Stefan Born: "Allgemeinliterarische Adoleszenzromane. Untersuchungen zu Herrndorf, Regener, Strunk, Kehlmann und anderen"

In den 1990er-Jahren wurde der Adoleszenzroman zu einer nicht nur im jugendliterarischen Bereich erfolgreichen Gattung. Heinz Strunk, Sven Regener und Anderen sind vielbeachtete Verkaufserfolge in diesem Format gelungen. In der Untersuchung wird analysiert, wieso nach dem "Ende des Erzählens" wieder ein beliebtes Romangenre entstehen konnte. Die These der Arbeit ist, dass dieses Genre auf einen in den 1990er-Jahren entstandenen Bedarf an moralischer und historischer Orientierung reagiert.
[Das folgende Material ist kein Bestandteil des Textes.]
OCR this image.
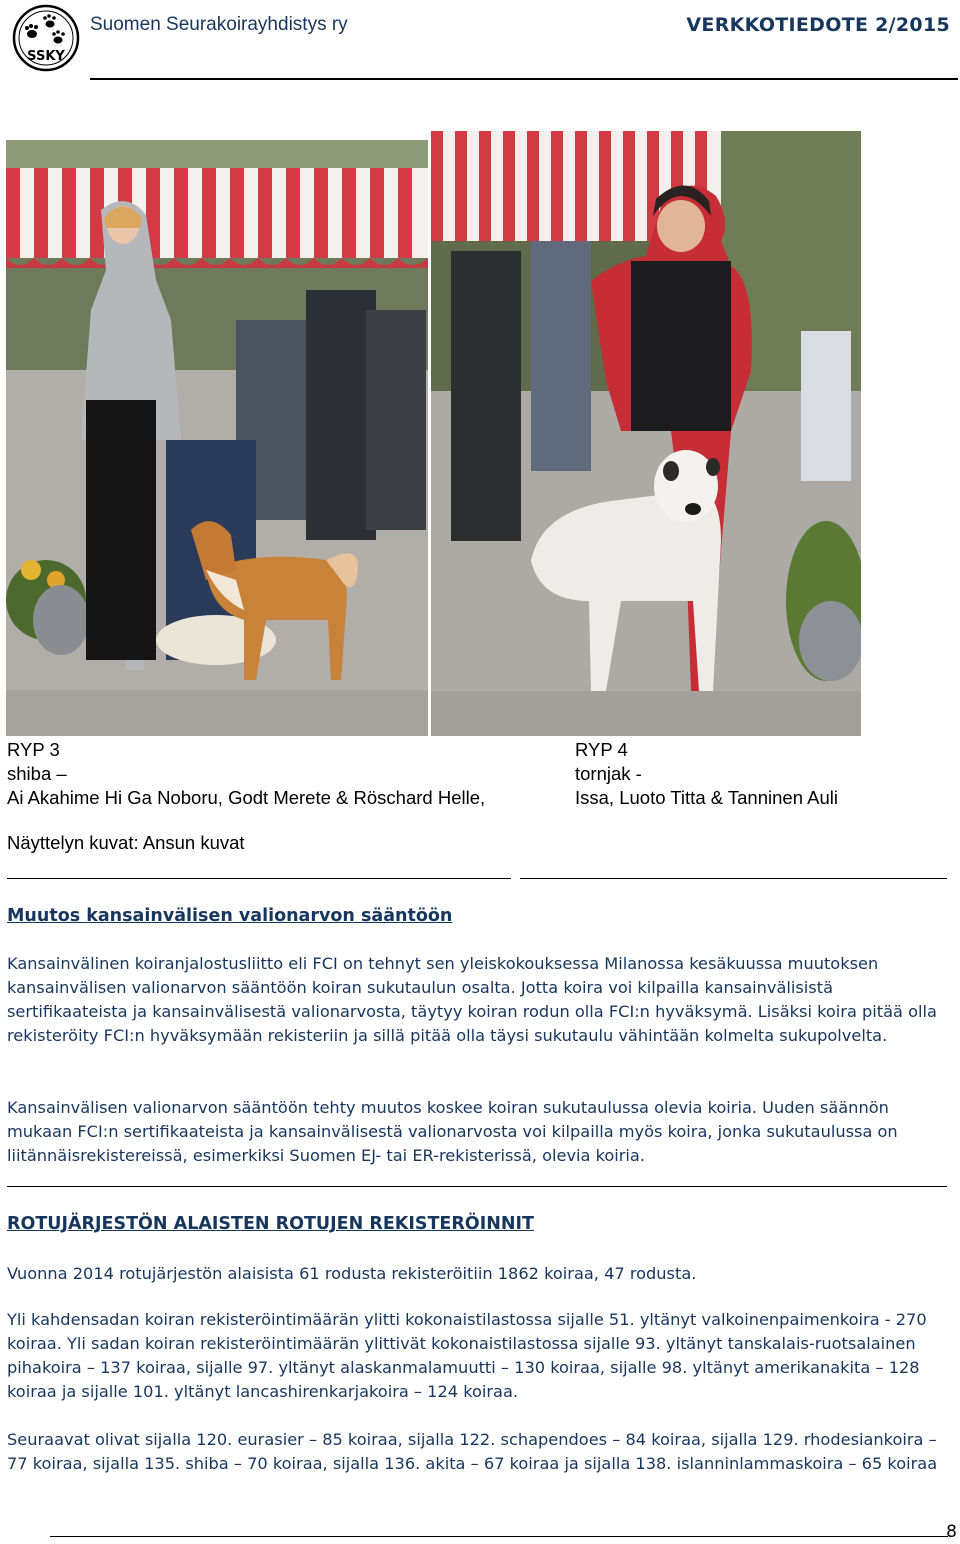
SSKY
Suomen Seurakoirayhdistys ry	VERKKOTIEDOTE 2/2015
RYP 3
shiba –
Ai Akahime Hi Ga Noboru, Godt Merete & Röschard Helle,
RYP 4
tornjak -
Issa, Luoto Titta & Tanninen Auli
Näyttelyn kuvat: Ansun kuvat
Muutos kansainvälisen valionarvon sääntöön
Kansainvälinen koiranjalostusliitto eli FCI on tehnyt sen yleiskokouksessa Milanossa kesäkuussa muutoksen kansainvälisen valionarvon sääntöön koiran sukutaulun osalta. Jotta koira voi kilpailla kansainvälisistä sertifikaateista ja kansainvälisestä valionarvosta, täytyy koiran rodun olla FCI:n hyväksymä. Lisäksi koira pitää olla rekisteröity FCI:n hyväksymään rekisteriin ja sillä pitää olla täysi sukutaulu vähintään kolmelta sukupolvelta.
Kansainvälisen valionarvon sääntöön tehty muutos koskee koiran sukutaulussa olevia koiria. Uuden säännön mukaan FCI:n sertifikaateista ja kansainvälisestä valionarvosta voi kilpailla myös koira, jonka sukutaulussa on liitännäisrekistereissä, esimerkiksi Suomen EJ- tai ER-rekisterissä, olevia koiria.
ROTUJÄRJESTÖN ALAISTEN ROTUJEN REKISTERÖINNIT
Vuonna 2014 rotujärjestön alaisista 61 rodusta rekisteröitiin 1862 koiraa, 47 rodusta.
Yli kahdensadan koiran rekisteröintimäärän ylitti kokonaistilastossa sijalle 51. yltänyt valkoinenpaimenkoira - 270 koiraa. Yli sadan koiran rekisteröintimäärän ylittivät kokonaistilastossa sijalle 93. yltänyt tanskalais-ruotsalainen pihakoira – 137 koiraa, sijalle 97. yltänyt alaskanmalamuutti – 130 koiraa, sijalle 98. yltänyt amerikanakita – 128 koiraa ja sijalle 101. yltänyt lancashirenkarjakoira – 124 koiraa.
Seuraavat olivat sijalla 120. eurasier – 85 koiraa, sijalla 122. schapendoes – 84 koiraa, sijalla 129. rhodesiankoira – 77 koiraa, sijalla 135. shiba – 70 koiraa, sijalla 136. akita – 67 koiraa ja sijalla 138. islanninlammaskoira – 65 koiraa
8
Die Romane artikulieren nicht bloß einen Vorschlag, wie persönliche Identitätsbildung während der Adoleszenz gelingen kann, beziehungsweise eine Diagnose darüber, warum sie misslingt. Gleichzeitig entsteht in jedem dieser Romane aus der adoleszenztypischen Dialektik zwischen juvenilen und institutionellen Initiativen eine Idee von der spezifischen Historizität der Gesellschaft. So konfiguriert der Adoleszenzroman Vorstellungen darüber, was von der Zeit zu erwarten - und wie sie zu beurteilen ist. (Universitätsverlag Winter)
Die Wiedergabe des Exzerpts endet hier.